Some people - who may have been pulling my leg - have told me they miss Read’em & Eats, so I am revivifying my Frankenstein. More correctly my Frankenstein’s monster. See, I’m still a pedant.
I paused the blog because I found myself repeatedly writing about my mother’s decline, amid other personal chaos. In short, I felt that all I was writing about was how to hang on by your fingernails. I grew weary of that and feared you did too, Reader.
Three years later I have a firmer foothold on things. I think.
I scattered my mother’s ashes on the crocus lawn at Golders Green Crematorium. I have no belief in an afterlife, but I do like the gentle symmetry of having taken her home to the London that she loved, to her parents and sister. I don’t believe in “closure”. I do believe in scar tissue. It’s a sign of healing, and it’s tougher than the original. Watching my mother’s grey dust swirl away gave me a bittersweet sense of a task completed as best I could though perhaps to no effect.
Last October the little dog (best boyfriend EVER) and I moved to Port Hope. This is not what I wanted, worked or hoped for, but that does not not mean it is bad. Politics and life are arts of the possible, or as I repeatedly tell my friends, “it’s all about having a Plan B”.
I’m now on Plan M. I have made it through my first winter, which is when I feared I might die of loneliness. There has been a steady stream of visitors and new friends found. I am unutterably grateful for both.
Now Reader, I know the question you most want answered is, what’s for lunch? Today it is Coronation Chicken Salad, The Hairy Bikers’ Recipe. If I weren’t eating alone I would have it with a rosé. Sunday I’m having some of my new townsfolk for drinks and nibbles. Among the things I will serve is a ricotta, prosciutto, garlic and basil dip that I first made for a long ago boyfriend (two legs, bad).

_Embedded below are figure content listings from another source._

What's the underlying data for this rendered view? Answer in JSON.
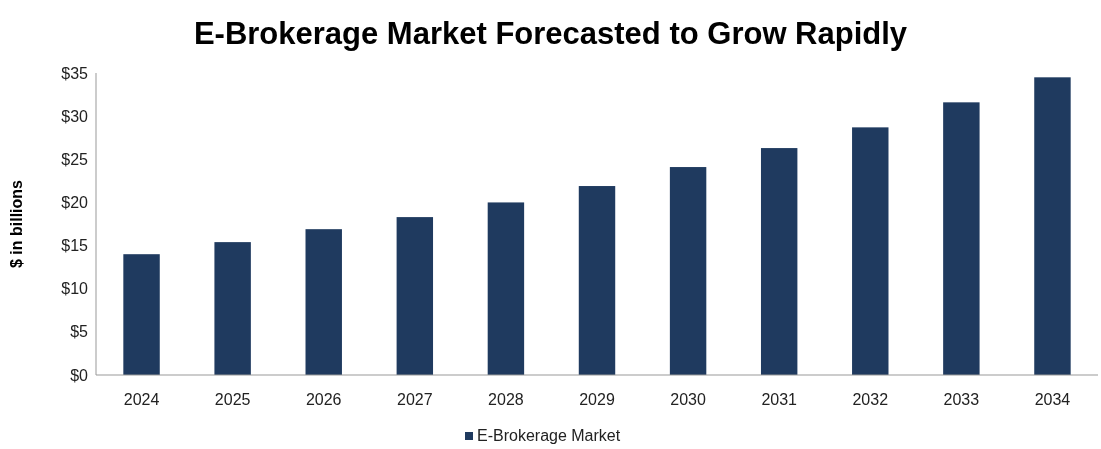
{
  "chart_data": {
    "type": "bar",
    "title": "E-Brokerage Market Forecasted to Grow Rapidly",
    "ylabel": "$ in billions",
    "categories": [
      "2024",
      "2025",
      "2026",
      "2027",
      "2028",
      "2029",
      "2030",
      "2031",
      "2032",
      "2033",
      "2034"
    ],
    "series": [
      {
        "name": "E-Brokerage Market",
        "color": "#1f3a5f",
        "values": [
          14.0,
          15.4,
          16.9,
          18.3,
          20.0,
          21.9,
          24.1,
          26.3,
          28.7,
          31.6,
          34.5
        ]
      }
    ],
    "ylim": [
      0,
      35
    ],
    "yticks": [
      {
        "value": 0,
        "label": "$0"
      },
      {
        "value": 5,
        "label": "$5"
      },
      {
        "value": 10,
        "label": "$10"
      },
      {
        "value": 15,
        "label": "$15"
      },
      {
        "value": 20,
        "label": "$20"
      },
      {
        "value": 25,
        "label": "$25"
      },
      {
        "value": 30,
        "label": "$30"
      },
      {
        "value": 35,
        "label": "$35"
      }
    ],
    "grid": false,
    "legend": "bottom"
  }
}
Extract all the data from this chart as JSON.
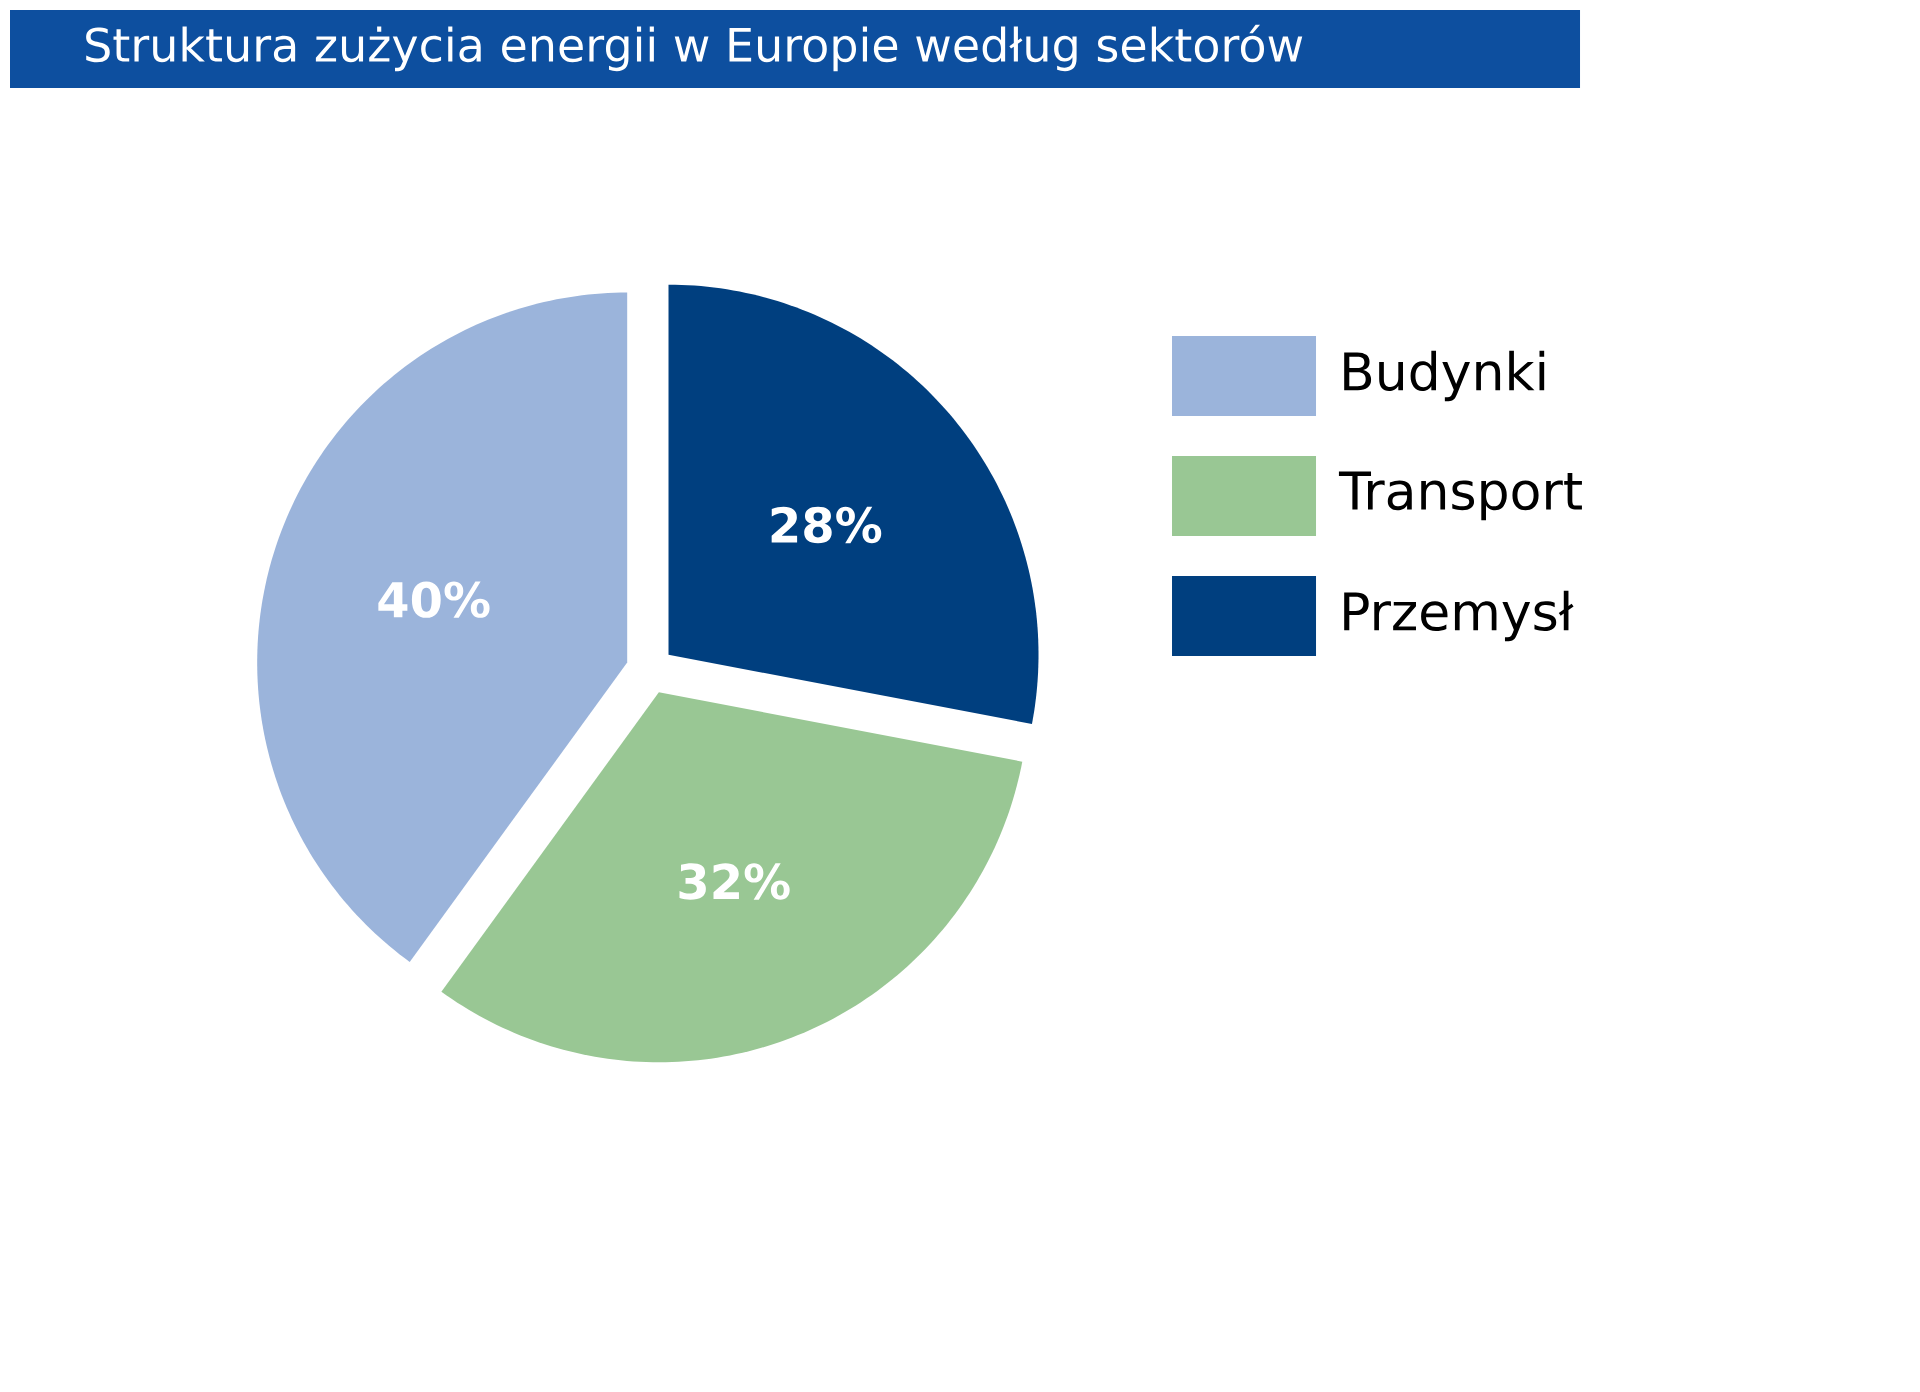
{
  "chart_data": {
    "type": "pie",
    "title": "Struktura zużycia energii w Europie według sektorów",
    "categories": [
      "Budynki",
      "Transport",
      "Przemysł"
    ],
    "values": [
      40,
      32,
      28
    ],
    "colors": [
      "#9bb4db",
      "#99c794",
      "#003f7f"
    ],
    "value_labels": [
      "40%",
      "32%",
      "28%"
    ],
    "legend": "right"
  }
}
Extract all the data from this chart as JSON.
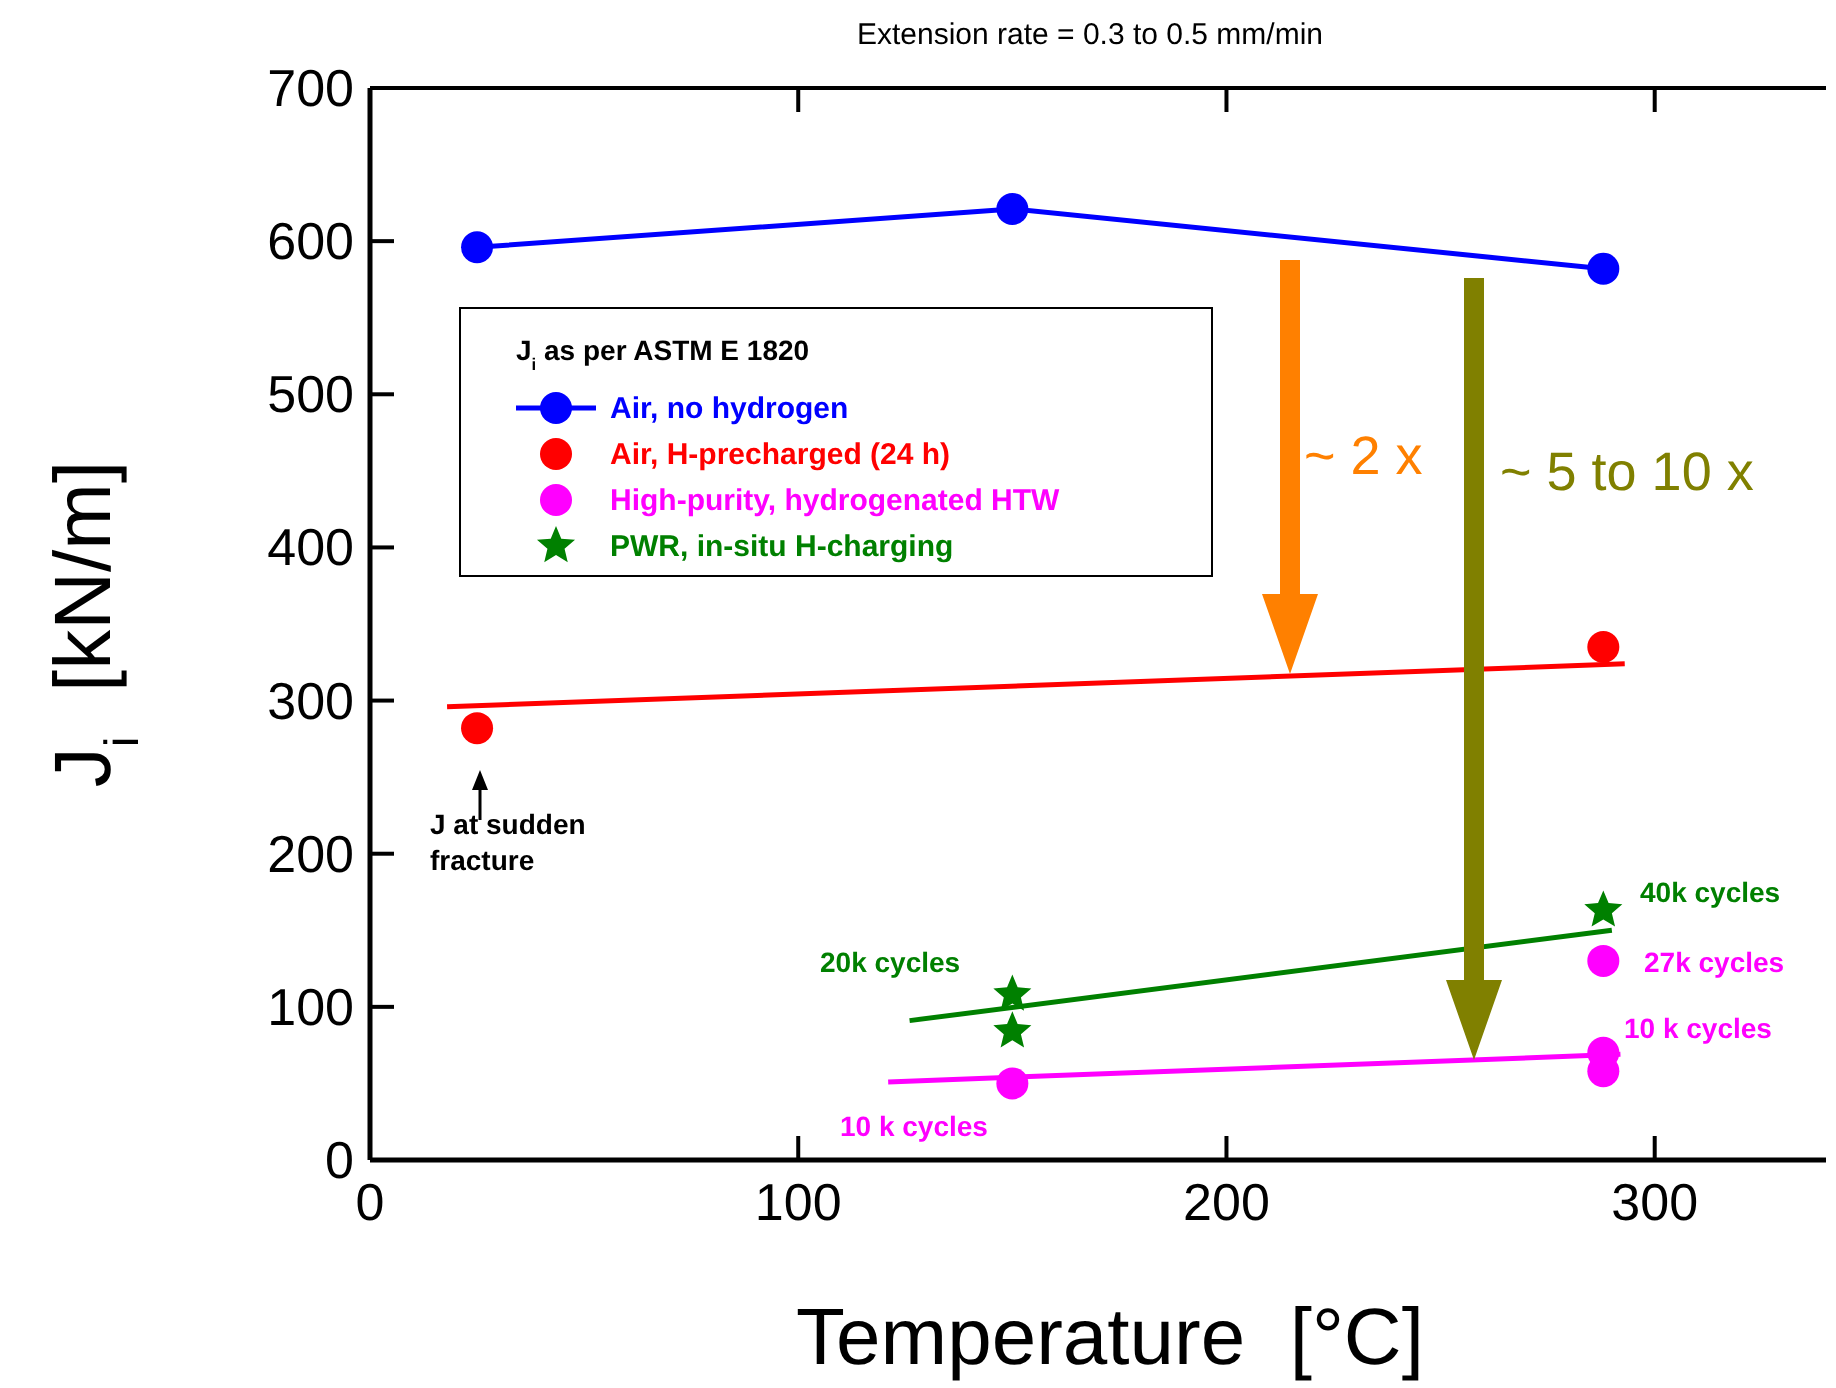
{
  "chart_data": {
    "type": "scatter",
    "title": "Extension rate = 0.3 to 0.5 mm/min",
    "xlabel": "Temperature  [°C]",
    "ylabel": "J$_{i}$  [kN/m]",
    "legend_title": "J$_{i}$ as per ASTM E 1820",
    "xlim": [
      0,
      340
    ],
    "xticks": [
      0,
      100,
      200,
      300
    ],
    "ylim": [
      0,
      700
    ],
    "yticks": [
      0,
      100,
      200,
      300,
      400,
      500,
      600,
      700
    ],
    "legend": "top left",
    "grid": false,
    "series": [
      {
        "name": "Air, no hydrogen",
        "type": "line",
        "marker": "circle",
        "color": "#0000ff",
        "x": [
          25,
          150,
          288
        ],
        "values": [
          596,
          621,
          582
        ]
      },
      {
        "name": "Air, H-precharged (24 h)",
        "marker": "circle",
        "color": "#ff0000",
        "x": [
          25,
          288
        ],
        "values": [
          282,
          335
        ]
      },
      {
        "name": "High-purity, hydrogenated HTW",
        "marker": "circle",
        "color": "#ff00ff",
        "x": [
          150,
          288,
          288,
          288
        ],
        "values": [
          50,
          58,
          70,
          130
        ]
      },
      {
        "name": "PWR, in-situ H-charging",
        "marker": "star",
        "color": "#008000",
        "x": [
          150,
          150,
          288
        ],
        "values": [
          84,
          108,
          163
        ]
      },
      {
        "type": "line",
        "marker": "none",
        "color": "#ff0000",
        "x": [
          18,
          293
        ],
        "values": [
          296,
          324
        ]
      },
      {
        "type": "line",
        "marker": "none",
        "color": "#ff00ff",
        "x": [
          121,
          292
        ],
        "values": [
          51,
          69
        ]
      },
      {
        "type": "line",
        "marker": "none",
        "color": "#008000",
        "x": [
          126,
          290
        ],
        "values": [
          91,
          150
        ]
      }
    ],
    "annotations": [
      "~ 2 x",
      "~ 5 to 10 x",
      "J at sudden fracture",
      "20k cycles",
      "10 k cycles",
      "40k cycles",
      "27k cycles",
      "10 k cycles"
    ]
  }
}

I hope to resume posting once a month. I’m thinking about things such as how to use up a whole container of buttermilk, my favourite picnics and my very own all Canadian brunch. I welcome suggestions. Now for things to read. . .
A Triumvirate of Titles
When my mum was ill I found it hard to read. I played countless games of solitaire on my iPod. Immediately after the move I found it easier to knit than read (a cardigan, a pullover and and a shawl). Nonetheless I have been reading over the the last three years. These are the three titles that come immediately to mind. Life After Life by Kate Atkinson, definitely a desert island book for me - this won lots of awards and was widely reviewed, so I won’t explain further. I gave multiple friends Penelope Lively’s essays on aging Dancing Fish and Ammonites for Christmas a couple of years ago. Iris Origo’s War in Val D’Orcia is a memoir that should be ranked with Robert Graves’ Goodbye to All That.